My focus remained outward for quite some time, through years of partnership, motherhood and care taking, and while these years were filled with great growth and blessings, a continual denial of meaningful self-care left me physically exhausted and emotionally tapped. I knew it was time to reframe how I honored and cared for myself by looking within and taking an honest look at how I was living my life. I began reflecting on what I love, what made me come alive, what brought me joy, what filled my inner well. The answer was dance ~ not the step 1, step 2, step 3 dance, but the eyes closed, awareness centered within dance. The “I am here and this is what is real” dance. Once a month I found a dark corner in the Cedar Cultural Center to be free of distraction and BE with myself in the most loving way imaginable: moving with and for myself, witnessing my inner landscape in relation to the rhythms of world music. Month after month I danced for nourishment and healing, to fill my inner reservoir. So utterly at home in my body, each dance became an opportunity to know and appreciate myself more fully and experience that which was most alive in me. Willingness, trust, beauty and love began to arise from the depths of my being as I continued to follow the pull of an inner stirring and surrender deeper and deeper into the movement. In one magical moment I arrived to a place of pure presence, observing myself moving and being moved in an awesome and humbling, essential and soulful dance. Time stood still. Nothing existed and yet everything existed! I had awakened to a creative force far greater than anything I could have imagined.

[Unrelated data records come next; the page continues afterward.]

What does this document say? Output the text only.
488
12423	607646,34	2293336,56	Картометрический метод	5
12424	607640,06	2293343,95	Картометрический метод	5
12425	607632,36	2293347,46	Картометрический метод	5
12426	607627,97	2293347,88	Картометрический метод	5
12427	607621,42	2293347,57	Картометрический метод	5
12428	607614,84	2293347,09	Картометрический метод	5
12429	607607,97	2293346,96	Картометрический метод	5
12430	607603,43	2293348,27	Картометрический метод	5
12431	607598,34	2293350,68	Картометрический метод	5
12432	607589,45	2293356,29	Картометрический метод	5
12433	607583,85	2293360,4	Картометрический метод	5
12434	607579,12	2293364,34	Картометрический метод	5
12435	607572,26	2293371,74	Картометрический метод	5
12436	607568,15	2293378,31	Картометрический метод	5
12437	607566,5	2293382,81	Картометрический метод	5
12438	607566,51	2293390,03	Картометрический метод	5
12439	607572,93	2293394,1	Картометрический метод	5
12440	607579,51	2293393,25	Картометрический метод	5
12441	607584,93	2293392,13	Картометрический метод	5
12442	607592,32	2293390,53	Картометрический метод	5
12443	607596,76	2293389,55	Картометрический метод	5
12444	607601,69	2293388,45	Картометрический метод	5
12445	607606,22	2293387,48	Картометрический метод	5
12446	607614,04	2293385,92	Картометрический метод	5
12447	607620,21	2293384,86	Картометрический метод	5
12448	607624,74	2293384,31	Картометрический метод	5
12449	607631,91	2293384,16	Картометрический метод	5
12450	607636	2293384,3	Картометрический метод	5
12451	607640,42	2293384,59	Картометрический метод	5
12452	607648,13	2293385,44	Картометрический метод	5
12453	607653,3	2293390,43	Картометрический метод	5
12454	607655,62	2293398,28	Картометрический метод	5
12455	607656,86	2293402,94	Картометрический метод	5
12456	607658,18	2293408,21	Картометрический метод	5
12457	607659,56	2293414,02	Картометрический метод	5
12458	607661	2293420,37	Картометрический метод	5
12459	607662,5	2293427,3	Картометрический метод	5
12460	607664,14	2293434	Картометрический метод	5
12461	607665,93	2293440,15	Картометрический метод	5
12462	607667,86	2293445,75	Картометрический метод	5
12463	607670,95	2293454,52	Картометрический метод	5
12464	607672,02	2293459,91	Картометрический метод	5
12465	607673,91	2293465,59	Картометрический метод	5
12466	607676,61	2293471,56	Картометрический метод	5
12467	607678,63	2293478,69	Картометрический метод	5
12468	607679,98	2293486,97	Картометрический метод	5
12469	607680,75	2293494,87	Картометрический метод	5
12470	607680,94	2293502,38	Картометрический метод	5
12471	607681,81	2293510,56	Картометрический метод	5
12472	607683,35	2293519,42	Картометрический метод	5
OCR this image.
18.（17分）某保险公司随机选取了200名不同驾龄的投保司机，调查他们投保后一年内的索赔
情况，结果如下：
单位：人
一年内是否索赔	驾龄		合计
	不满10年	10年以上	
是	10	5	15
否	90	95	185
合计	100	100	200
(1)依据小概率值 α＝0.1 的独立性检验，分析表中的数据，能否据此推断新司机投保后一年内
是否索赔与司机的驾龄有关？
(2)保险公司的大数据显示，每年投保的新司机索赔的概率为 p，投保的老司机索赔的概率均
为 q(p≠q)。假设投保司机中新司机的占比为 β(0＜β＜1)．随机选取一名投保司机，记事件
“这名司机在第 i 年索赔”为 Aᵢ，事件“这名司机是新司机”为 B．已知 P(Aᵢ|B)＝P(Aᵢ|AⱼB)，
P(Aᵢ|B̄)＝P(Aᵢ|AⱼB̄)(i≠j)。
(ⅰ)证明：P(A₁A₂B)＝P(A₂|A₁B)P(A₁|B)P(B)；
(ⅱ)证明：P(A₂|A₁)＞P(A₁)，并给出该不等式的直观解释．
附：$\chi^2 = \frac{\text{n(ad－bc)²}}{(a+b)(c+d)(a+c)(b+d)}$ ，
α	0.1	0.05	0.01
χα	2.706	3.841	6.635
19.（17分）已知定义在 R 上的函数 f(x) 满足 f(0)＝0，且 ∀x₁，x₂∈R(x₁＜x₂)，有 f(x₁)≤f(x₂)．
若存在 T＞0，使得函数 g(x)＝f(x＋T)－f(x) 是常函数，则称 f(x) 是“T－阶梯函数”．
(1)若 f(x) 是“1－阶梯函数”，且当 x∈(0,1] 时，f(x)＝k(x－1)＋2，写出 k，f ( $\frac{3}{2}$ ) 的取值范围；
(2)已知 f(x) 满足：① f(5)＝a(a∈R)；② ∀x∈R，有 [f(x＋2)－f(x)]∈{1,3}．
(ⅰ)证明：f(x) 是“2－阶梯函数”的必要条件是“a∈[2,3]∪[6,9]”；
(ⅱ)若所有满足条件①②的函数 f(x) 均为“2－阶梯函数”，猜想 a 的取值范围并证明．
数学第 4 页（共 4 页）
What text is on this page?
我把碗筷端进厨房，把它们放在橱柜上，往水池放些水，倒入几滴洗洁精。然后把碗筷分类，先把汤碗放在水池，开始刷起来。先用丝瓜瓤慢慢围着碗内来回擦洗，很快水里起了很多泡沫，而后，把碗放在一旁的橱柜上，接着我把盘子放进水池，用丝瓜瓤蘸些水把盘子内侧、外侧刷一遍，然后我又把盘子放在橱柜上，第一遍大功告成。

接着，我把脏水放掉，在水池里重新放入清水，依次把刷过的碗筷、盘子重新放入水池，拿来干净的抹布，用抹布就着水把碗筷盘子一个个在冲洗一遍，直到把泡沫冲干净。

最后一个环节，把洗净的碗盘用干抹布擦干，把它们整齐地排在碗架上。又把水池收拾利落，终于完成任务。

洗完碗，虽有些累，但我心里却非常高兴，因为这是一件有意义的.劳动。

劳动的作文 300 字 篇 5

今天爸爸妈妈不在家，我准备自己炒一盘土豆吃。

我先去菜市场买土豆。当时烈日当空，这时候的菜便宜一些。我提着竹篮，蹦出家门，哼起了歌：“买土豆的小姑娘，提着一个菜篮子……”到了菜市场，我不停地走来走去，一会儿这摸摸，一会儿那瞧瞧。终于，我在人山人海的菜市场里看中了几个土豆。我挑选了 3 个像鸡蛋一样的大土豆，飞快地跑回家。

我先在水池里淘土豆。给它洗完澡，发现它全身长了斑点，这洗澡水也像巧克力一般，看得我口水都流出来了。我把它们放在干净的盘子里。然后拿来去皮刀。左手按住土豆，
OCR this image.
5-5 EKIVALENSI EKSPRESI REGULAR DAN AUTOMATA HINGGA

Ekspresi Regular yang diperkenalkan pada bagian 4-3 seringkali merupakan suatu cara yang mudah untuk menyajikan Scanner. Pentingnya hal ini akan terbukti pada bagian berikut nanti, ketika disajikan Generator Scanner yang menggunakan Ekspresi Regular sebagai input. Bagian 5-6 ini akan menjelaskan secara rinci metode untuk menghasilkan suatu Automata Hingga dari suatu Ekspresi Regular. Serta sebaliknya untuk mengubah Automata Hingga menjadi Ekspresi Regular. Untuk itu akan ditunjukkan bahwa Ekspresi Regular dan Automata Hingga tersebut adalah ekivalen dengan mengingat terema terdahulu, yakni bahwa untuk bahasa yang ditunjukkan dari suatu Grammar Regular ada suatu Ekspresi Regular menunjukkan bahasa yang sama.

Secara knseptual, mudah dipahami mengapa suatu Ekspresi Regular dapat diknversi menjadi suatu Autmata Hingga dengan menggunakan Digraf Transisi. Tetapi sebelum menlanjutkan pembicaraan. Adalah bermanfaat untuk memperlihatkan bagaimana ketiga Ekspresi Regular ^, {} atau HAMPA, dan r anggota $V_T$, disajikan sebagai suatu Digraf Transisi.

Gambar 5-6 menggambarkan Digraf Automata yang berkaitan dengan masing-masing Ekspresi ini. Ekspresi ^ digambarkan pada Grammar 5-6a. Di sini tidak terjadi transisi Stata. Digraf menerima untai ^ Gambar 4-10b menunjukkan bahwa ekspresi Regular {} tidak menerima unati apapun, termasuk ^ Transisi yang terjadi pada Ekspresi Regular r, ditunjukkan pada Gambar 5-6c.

This tremendous intimacy set my heart aflame and propelled me on a journey toward truth, authenticity and awakening through the body. I spent years exploring my body in relation to the 5 Rhythms, Authentic Movement, Biodanza, Body Mind Centering, Dancing Freedom, Open Floor, Somatics, Soul Motion and Yoga. These practices transformed my life, awakening me to the abundant wisdom of my body and the divine mysteries that can be accessed through honest moving prayers and a curious open heart.
No longer a practice isolated to the dance floor, movement has become the compass that guides and supports me in inhabiting the wholeness of my life. This thread of embodied movement is my greatest ally and tool for transformation and healing. And while it is only one way, it is the most life affirming and loving way I know.